“Ama Biz, bir beldeyi/ karyeyi helâk etmek istediğimiz zaman, onun refaha gömülmüş zevkine düşkün varlıklılarına (mütrefin) emrederiz /onları söz sahibi kılarız ve onlar, orada kötü işler yaparlar. Böylece o ülkeye azap sözü gerekli olur. Biz de oranın altını üstüne getirir, darmadağın ederiz.”(İsra, 16)

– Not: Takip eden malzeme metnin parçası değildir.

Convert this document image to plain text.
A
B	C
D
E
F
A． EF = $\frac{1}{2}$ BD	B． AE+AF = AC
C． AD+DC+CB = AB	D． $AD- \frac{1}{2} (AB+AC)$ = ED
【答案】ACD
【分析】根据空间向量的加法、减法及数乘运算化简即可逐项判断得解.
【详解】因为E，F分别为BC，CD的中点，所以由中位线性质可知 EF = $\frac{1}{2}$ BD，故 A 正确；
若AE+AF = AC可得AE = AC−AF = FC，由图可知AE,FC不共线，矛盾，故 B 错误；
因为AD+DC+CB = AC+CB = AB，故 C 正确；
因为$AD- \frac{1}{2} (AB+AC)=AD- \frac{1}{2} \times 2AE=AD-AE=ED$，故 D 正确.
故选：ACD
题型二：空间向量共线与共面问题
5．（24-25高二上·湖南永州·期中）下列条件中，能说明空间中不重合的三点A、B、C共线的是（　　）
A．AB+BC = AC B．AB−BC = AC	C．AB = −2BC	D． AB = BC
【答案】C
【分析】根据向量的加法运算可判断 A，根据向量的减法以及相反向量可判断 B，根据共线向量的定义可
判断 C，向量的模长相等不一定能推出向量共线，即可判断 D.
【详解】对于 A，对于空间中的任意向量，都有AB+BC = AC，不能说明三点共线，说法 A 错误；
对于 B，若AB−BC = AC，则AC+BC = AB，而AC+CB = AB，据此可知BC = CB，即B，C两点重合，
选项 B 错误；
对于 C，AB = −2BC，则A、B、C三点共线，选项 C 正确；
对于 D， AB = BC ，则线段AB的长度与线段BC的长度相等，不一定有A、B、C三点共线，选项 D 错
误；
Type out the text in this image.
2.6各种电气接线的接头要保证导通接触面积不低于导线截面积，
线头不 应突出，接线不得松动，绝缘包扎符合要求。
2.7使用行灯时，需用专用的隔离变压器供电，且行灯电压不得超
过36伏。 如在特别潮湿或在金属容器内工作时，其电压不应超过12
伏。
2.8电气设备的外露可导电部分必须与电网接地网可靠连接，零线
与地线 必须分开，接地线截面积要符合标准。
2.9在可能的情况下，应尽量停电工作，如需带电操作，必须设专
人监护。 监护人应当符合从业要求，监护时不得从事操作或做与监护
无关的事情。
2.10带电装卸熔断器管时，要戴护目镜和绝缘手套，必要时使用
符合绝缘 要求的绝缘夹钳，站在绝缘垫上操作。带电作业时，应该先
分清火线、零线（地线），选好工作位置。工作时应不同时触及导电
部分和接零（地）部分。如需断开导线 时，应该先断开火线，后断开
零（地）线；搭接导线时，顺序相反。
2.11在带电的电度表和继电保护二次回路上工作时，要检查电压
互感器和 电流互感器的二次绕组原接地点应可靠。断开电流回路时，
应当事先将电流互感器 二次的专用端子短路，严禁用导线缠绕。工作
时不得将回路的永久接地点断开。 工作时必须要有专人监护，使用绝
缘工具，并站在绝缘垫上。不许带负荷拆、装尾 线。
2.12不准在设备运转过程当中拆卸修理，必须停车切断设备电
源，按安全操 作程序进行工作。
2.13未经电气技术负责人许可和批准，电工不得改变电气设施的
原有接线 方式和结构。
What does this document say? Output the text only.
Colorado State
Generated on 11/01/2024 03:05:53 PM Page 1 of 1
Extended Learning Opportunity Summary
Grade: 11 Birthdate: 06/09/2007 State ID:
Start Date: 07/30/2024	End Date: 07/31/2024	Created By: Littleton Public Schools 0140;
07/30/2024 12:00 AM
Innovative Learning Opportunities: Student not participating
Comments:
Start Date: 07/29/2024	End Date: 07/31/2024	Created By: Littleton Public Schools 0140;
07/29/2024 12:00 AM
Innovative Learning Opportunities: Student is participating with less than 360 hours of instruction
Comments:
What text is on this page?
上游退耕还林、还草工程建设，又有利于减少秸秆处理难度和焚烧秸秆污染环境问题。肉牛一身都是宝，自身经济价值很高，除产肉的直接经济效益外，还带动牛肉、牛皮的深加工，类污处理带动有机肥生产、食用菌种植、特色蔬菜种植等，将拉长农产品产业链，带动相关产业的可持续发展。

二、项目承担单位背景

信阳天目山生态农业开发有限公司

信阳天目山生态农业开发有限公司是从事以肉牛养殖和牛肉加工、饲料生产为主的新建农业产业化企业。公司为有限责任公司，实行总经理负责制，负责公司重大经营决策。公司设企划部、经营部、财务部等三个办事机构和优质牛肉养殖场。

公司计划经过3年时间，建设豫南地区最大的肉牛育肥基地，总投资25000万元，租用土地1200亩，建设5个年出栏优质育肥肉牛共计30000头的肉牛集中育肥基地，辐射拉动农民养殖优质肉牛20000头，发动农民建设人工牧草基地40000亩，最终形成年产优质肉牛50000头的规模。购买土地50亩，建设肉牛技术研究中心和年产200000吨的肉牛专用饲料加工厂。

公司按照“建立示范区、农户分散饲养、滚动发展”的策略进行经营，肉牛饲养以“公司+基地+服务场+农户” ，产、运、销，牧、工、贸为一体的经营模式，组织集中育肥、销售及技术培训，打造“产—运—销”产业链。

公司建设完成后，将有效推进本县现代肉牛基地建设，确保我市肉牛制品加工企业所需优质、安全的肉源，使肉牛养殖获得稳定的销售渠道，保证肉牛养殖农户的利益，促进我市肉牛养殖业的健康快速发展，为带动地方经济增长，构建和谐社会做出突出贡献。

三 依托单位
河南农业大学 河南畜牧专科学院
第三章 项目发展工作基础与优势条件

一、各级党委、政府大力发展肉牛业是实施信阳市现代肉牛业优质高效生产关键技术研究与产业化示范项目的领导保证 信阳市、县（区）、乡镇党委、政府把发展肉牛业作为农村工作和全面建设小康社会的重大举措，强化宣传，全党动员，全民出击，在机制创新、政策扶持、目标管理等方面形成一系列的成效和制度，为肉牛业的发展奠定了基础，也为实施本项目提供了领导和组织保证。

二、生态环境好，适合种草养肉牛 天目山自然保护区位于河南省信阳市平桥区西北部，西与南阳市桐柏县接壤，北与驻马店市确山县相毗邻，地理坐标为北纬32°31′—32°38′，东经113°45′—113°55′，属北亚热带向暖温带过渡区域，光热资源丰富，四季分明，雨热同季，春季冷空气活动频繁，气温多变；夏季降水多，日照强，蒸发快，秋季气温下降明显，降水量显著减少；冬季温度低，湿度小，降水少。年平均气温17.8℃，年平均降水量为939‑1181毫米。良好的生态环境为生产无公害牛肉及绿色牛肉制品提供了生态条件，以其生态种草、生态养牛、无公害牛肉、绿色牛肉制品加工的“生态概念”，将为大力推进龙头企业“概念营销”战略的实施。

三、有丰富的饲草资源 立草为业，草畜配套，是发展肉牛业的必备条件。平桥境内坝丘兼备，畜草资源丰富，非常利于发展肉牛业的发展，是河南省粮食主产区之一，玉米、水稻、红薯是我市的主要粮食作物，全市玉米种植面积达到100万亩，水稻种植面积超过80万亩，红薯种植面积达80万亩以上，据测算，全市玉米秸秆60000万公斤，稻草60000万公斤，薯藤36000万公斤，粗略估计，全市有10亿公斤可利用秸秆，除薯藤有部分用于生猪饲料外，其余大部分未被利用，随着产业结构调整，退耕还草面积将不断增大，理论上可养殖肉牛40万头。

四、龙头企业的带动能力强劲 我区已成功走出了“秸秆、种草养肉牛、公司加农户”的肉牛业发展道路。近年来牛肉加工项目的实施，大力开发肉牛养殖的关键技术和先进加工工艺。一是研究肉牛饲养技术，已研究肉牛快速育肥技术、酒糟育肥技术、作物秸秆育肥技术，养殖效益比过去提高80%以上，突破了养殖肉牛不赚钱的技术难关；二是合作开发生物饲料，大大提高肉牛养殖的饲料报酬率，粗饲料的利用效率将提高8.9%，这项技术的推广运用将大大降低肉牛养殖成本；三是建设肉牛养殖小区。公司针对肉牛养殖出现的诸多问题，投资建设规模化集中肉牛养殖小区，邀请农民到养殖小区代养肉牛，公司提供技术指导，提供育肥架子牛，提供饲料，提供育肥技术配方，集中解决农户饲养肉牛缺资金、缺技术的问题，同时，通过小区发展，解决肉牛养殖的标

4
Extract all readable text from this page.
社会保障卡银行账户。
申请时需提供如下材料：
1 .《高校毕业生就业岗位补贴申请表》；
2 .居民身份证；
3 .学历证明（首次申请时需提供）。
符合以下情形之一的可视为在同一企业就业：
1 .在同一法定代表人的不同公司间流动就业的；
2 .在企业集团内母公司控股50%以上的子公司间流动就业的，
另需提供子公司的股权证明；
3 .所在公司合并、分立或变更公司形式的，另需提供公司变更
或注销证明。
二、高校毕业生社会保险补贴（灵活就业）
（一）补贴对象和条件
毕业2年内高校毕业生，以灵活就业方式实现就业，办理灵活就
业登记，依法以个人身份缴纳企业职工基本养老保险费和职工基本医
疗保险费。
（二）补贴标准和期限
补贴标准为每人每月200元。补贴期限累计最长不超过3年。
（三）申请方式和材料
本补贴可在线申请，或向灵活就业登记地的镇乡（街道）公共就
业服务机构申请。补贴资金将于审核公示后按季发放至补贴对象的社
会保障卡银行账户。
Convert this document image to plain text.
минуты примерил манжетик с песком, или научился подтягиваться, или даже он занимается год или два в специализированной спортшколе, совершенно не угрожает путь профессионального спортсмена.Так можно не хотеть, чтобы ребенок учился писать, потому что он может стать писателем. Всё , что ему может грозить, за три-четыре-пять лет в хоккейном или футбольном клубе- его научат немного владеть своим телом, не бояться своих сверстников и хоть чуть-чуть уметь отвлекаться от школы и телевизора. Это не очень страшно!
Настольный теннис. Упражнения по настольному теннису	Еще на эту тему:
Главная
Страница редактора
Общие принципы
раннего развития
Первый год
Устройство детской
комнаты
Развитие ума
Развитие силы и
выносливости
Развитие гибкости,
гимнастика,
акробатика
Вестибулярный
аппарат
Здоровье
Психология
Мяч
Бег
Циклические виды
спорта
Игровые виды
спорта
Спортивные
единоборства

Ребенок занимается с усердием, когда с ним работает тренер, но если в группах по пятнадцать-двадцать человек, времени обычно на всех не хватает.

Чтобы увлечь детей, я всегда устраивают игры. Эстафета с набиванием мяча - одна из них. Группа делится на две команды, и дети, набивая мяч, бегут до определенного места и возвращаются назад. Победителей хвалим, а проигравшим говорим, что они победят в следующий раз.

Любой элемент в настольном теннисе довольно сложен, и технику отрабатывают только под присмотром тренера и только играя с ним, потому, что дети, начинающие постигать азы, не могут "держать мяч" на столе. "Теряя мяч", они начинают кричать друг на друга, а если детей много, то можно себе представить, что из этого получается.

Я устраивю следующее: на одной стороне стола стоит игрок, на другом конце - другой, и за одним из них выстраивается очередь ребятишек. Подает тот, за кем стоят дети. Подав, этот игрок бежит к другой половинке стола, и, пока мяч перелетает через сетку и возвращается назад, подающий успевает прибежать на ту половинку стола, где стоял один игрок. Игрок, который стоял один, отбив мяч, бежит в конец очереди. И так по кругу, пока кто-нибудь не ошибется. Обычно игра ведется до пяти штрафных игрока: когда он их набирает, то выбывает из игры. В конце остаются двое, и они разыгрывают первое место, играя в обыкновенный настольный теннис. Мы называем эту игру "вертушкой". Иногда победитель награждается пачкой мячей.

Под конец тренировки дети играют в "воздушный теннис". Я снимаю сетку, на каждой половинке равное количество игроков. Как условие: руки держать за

Arapça bir kelime olan “mütref”, sözlükte “suyun bol olması, rahat, refah ve bolluk içinde yaşama” anlamında olan “terife-yetrafu” fiilinden türeyen “etrefe” fiilinin ismi mefûlüdür, çoğulu “mütrafûn/mütrefîn” olarak gelir ve “sorumsuz, rahat yaşayan, cebbâr ve zorba kişi” gibi manalar için kullanılır. “Etrefe” fiilinin mastarı olan “itrâf” sözcüğü, toplumda olumsuz alışkanlıkların doğmasına neden olan aşırılık ve lüksü belirtmektedir.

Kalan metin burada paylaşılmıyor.